We are looking for a Senior Data Scientist to help us improve our Data Science products and create new applications. AI/ML Engineer responsibilities include designing and developing machine learning and deep learning systems. Running machine learning tests and experiments and implementing appropriate ML algorithms. To succeed in this role, you should possess outstanding skills in statistical analysis, machine learning methods, and programming. You will be responsible for developing efficient self-learning ML applications.
Responsibilities
:
Study and transform data science prototypes
Understanding business objectives and developing models that help to achieve them, along with metrics to track their progress
Design ML applications
Select appropriate annotated datasets for Supervised Learning methods
Analyzing the ML algorithms that could be used to solve a given problem and ranking them by their success probability
Exploring and visualizing data to gain an understanding of it, then identifying differences in data distribution that could affect performance when deploying the model in the real world
Verifying data quality, and/or ensuring it via data cleaning
Supervising the data acquisition process if more data is needed
Finding available datasets online that could be used for training
Defining validation strategies
Defining the preprocessing or feature engineering to be done on a given dataset
Defining data augmentation pipelines
Training models and tuning their hyperparameters
Run evaluation experiments
Perform statistical analysis of results and refine models
Analyzing the errors of the model and designing strategies to overcome them
Deploying models to production
Remain updated in the rapidly changing field of machine learning
Requirements
:
Proven experience as an AI/ML Engineer or similar role
Ability to effectively design software architecture
Strong knowledge of Python, and R
Deep knowledge of math, probability, statistics, and algorithms
Ability to write robust and testable code
Experience with machine learning frameworks (like Keras, PyTorch, Tensorflow) and libraries (like scikit-learn, pandas, spacy, NLTK)

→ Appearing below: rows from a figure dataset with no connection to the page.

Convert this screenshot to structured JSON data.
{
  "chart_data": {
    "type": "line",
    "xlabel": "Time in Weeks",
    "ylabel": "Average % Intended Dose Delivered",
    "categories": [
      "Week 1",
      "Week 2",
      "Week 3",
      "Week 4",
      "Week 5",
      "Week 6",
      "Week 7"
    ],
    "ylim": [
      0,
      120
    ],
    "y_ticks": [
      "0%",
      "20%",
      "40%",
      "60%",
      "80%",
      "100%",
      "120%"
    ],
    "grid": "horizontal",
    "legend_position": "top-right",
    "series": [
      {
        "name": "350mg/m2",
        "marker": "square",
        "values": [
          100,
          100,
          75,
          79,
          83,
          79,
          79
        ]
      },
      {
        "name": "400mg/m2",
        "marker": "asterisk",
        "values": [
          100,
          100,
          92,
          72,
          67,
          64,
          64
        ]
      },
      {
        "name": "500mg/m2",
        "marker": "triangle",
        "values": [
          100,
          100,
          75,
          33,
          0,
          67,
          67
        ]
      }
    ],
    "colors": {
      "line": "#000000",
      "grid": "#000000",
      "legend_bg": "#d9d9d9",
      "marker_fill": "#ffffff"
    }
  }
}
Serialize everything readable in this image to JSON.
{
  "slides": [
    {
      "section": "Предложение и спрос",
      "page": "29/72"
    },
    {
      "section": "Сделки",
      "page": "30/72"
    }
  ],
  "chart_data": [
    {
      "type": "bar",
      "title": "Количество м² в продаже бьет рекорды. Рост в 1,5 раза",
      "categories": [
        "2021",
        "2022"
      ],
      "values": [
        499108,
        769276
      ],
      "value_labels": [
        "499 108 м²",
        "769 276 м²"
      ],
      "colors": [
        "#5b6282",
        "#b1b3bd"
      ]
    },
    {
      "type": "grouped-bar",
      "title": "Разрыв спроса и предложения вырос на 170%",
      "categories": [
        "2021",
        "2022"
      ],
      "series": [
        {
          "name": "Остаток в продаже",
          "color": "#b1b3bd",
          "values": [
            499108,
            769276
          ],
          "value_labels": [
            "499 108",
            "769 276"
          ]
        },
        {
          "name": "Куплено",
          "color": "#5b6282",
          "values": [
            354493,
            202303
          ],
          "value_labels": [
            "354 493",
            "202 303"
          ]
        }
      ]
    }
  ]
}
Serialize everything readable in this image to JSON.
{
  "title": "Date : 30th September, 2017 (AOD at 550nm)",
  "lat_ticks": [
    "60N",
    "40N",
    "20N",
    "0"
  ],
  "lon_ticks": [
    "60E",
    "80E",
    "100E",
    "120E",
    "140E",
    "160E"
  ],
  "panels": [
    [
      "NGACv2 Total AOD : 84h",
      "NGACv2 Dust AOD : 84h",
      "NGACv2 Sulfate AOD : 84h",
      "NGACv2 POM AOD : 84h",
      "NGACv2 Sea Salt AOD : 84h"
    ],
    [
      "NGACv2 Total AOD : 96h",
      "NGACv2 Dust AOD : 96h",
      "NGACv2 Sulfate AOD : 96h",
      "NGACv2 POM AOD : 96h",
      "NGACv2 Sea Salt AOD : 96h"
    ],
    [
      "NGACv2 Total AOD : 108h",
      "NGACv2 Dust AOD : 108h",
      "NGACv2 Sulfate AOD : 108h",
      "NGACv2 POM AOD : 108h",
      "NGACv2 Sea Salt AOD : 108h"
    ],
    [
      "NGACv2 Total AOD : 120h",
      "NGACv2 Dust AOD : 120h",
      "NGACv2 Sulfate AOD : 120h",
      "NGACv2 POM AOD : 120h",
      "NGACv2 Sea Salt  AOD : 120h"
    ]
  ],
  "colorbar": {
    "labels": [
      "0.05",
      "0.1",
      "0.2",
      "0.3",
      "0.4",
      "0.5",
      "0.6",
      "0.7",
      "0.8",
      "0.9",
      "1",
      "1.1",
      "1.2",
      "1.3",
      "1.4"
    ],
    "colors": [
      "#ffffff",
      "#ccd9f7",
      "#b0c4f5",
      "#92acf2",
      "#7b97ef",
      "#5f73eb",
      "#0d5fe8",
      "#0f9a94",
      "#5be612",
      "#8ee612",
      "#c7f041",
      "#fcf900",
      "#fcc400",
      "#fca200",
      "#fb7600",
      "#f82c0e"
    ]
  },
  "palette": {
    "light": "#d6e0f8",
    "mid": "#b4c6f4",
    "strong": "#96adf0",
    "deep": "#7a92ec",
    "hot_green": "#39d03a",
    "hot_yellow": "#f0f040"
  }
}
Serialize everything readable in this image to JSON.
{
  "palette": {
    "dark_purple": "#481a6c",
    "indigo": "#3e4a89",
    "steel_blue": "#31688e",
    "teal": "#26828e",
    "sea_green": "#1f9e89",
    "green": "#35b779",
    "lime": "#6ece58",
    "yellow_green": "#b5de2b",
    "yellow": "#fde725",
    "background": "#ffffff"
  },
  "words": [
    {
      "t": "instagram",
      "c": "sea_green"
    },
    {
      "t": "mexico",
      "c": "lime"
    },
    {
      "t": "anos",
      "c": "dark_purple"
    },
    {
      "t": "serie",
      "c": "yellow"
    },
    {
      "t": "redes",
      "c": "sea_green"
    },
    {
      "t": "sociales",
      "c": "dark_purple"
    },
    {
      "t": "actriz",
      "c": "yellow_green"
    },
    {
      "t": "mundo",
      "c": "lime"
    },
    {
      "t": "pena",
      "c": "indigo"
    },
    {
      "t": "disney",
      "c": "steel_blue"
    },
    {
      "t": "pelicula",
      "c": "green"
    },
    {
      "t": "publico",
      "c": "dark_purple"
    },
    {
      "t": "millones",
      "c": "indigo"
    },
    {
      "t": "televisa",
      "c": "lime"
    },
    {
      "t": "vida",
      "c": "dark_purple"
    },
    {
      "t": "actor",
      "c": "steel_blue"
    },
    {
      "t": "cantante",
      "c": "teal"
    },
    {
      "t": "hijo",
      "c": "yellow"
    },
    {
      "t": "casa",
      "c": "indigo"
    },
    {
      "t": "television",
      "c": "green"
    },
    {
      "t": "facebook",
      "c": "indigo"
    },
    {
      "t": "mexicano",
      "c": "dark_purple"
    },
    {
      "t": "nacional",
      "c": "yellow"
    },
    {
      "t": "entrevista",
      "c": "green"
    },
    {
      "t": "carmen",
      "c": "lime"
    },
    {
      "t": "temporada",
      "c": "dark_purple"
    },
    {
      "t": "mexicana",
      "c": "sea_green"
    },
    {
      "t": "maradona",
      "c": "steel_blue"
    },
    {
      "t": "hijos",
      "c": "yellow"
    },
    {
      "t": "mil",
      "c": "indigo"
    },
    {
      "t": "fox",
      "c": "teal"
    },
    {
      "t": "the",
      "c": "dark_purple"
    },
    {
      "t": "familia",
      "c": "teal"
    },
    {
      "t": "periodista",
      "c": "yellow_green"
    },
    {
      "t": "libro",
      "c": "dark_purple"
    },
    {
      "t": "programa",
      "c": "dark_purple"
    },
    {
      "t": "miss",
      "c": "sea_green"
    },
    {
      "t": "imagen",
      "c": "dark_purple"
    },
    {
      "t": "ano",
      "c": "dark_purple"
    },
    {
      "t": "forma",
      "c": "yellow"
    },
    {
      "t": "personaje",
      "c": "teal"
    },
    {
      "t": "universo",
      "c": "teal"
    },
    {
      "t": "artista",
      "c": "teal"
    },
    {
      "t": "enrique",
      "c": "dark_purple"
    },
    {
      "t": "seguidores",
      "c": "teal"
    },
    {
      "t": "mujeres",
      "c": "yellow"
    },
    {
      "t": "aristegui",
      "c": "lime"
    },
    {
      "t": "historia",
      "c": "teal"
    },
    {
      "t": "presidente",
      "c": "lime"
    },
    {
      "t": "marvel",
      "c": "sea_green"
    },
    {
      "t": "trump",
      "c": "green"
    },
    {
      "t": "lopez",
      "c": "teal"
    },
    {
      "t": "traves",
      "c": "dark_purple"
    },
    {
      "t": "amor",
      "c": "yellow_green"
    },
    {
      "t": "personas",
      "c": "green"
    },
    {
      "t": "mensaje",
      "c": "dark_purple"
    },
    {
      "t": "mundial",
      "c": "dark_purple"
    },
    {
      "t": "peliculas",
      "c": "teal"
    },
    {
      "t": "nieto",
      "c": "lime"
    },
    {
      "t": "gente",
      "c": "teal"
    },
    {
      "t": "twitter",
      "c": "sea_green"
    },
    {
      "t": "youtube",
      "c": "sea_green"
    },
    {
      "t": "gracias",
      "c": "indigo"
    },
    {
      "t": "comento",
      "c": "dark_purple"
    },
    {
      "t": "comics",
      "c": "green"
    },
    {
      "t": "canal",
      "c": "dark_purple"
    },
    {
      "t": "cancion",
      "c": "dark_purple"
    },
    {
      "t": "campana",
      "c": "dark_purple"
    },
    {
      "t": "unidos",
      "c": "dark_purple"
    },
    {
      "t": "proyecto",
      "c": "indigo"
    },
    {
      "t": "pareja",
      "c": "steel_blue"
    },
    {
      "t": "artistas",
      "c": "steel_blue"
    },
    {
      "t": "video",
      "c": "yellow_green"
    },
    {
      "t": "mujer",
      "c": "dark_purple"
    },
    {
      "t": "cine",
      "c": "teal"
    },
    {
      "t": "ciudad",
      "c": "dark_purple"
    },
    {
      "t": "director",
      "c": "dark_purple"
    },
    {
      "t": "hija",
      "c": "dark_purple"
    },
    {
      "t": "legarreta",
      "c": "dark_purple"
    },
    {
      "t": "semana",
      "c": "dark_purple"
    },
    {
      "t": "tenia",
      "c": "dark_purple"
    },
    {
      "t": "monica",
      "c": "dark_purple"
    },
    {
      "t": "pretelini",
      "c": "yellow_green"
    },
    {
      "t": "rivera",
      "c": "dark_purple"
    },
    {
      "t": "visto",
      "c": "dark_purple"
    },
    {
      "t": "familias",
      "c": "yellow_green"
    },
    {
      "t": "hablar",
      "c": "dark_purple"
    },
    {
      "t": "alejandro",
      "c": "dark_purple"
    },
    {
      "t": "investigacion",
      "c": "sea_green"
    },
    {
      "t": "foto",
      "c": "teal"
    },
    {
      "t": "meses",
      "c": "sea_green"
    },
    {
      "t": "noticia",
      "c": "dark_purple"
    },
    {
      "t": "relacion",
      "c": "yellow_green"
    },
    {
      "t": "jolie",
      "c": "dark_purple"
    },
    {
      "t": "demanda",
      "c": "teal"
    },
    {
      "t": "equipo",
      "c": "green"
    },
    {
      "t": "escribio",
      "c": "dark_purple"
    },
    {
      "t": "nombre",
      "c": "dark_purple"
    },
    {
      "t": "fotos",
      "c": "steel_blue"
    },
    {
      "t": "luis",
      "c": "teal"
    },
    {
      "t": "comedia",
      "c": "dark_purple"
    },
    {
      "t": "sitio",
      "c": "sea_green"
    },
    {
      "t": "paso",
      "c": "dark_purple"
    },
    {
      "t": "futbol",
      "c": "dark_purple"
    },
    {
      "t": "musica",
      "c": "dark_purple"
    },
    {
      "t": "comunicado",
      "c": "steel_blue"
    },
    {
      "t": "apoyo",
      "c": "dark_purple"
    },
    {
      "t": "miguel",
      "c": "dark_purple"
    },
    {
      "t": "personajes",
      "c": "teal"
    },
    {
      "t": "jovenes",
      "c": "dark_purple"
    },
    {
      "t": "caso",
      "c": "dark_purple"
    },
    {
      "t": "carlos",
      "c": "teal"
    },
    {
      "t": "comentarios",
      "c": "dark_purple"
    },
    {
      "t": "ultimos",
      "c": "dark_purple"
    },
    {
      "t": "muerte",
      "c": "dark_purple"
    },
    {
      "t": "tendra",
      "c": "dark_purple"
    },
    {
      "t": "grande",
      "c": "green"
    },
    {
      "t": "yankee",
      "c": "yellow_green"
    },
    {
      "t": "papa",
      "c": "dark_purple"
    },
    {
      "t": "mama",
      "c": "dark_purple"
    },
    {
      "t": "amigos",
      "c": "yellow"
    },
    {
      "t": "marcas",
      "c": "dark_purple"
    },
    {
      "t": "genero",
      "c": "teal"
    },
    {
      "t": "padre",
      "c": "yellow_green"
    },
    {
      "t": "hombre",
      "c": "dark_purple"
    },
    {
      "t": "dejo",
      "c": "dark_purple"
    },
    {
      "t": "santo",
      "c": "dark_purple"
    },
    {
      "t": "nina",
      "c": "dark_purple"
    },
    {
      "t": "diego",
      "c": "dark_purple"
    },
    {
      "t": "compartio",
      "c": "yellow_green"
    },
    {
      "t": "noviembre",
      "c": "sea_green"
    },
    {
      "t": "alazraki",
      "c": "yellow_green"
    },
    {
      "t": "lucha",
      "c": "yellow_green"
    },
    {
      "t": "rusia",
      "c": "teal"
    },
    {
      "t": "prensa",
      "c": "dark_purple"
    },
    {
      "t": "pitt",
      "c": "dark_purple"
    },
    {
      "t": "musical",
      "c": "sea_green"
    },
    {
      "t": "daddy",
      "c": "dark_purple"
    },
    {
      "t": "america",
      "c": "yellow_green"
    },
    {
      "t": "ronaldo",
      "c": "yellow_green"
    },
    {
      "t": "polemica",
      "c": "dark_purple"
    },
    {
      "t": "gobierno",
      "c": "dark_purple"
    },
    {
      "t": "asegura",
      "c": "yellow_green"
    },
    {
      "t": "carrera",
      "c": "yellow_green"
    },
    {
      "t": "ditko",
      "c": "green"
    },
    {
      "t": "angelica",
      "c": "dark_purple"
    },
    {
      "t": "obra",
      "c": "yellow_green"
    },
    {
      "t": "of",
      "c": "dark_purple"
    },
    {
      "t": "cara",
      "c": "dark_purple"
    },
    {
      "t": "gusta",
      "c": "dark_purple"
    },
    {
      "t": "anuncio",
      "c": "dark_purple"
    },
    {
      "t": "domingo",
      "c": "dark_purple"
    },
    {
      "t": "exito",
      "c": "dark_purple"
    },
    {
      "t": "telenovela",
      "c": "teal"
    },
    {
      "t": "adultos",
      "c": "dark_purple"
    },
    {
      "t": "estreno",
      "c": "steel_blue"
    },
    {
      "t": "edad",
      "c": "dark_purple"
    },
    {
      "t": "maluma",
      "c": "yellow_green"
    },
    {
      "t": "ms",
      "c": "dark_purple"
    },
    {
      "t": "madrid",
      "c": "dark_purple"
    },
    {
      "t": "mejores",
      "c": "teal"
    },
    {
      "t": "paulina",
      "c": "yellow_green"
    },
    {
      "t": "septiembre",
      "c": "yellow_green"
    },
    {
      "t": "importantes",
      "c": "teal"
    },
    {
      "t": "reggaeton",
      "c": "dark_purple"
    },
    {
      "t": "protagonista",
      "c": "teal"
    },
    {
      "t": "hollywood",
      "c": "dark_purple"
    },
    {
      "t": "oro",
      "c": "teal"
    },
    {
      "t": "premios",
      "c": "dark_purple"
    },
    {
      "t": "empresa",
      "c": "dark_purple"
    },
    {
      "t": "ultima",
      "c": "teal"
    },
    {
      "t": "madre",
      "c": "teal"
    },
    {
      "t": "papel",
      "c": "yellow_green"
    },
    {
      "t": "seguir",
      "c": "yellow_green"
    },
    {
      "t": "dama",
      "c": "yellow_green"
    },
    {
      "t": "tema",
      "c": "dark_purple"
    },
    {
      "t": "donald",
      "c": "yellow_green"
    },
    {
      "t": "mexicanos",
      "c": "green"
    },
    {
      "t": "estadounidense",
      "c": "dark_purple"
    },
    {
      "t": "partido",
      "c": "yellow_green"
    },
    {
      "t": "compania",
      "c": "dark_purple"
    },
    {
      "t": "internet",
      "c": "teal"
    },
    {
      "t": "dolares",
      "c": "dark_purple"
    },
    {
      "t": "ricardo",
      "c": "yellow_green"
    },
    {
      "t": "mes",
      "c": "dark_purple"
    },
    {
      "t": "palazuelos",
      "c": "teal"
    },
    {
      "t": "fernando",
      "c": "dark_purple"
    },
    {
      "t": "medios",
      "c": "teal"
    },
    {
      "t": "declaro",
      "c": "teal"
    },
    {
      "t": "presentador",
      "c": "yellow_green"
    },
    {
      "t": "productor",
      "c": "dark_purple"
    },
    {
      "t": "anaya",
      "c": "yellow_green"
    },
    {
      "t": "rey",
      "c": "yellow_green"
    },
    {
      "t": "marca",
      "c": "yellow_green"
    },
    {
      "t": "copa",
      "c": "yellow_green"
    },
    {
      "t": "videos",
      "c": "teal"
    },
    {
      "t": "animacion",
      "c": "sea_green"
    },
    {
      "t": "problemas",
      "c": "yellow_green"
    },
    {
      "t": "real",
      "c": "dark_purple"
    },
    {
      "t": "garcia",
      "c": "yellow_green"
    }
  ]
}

Good to have knowledge of Amazon and Google ML services
Good to have knowledge of Docker and Kubernetes and cloud platforms like AWS, Azure
Good to have knowledge of MLOps pipelines working to support development, experimentation, continuous integration, continuous delivery, verification/validation, and monitoring of AI/ML models.
Experience communicating research findings and analysis in both written and spoken.
An analytical mind with problem-solving abilities
Excellent communication skills
Ability to work in a team.
Qualification
:
B.S. Or M.S. in Computer Science or equivalent experience.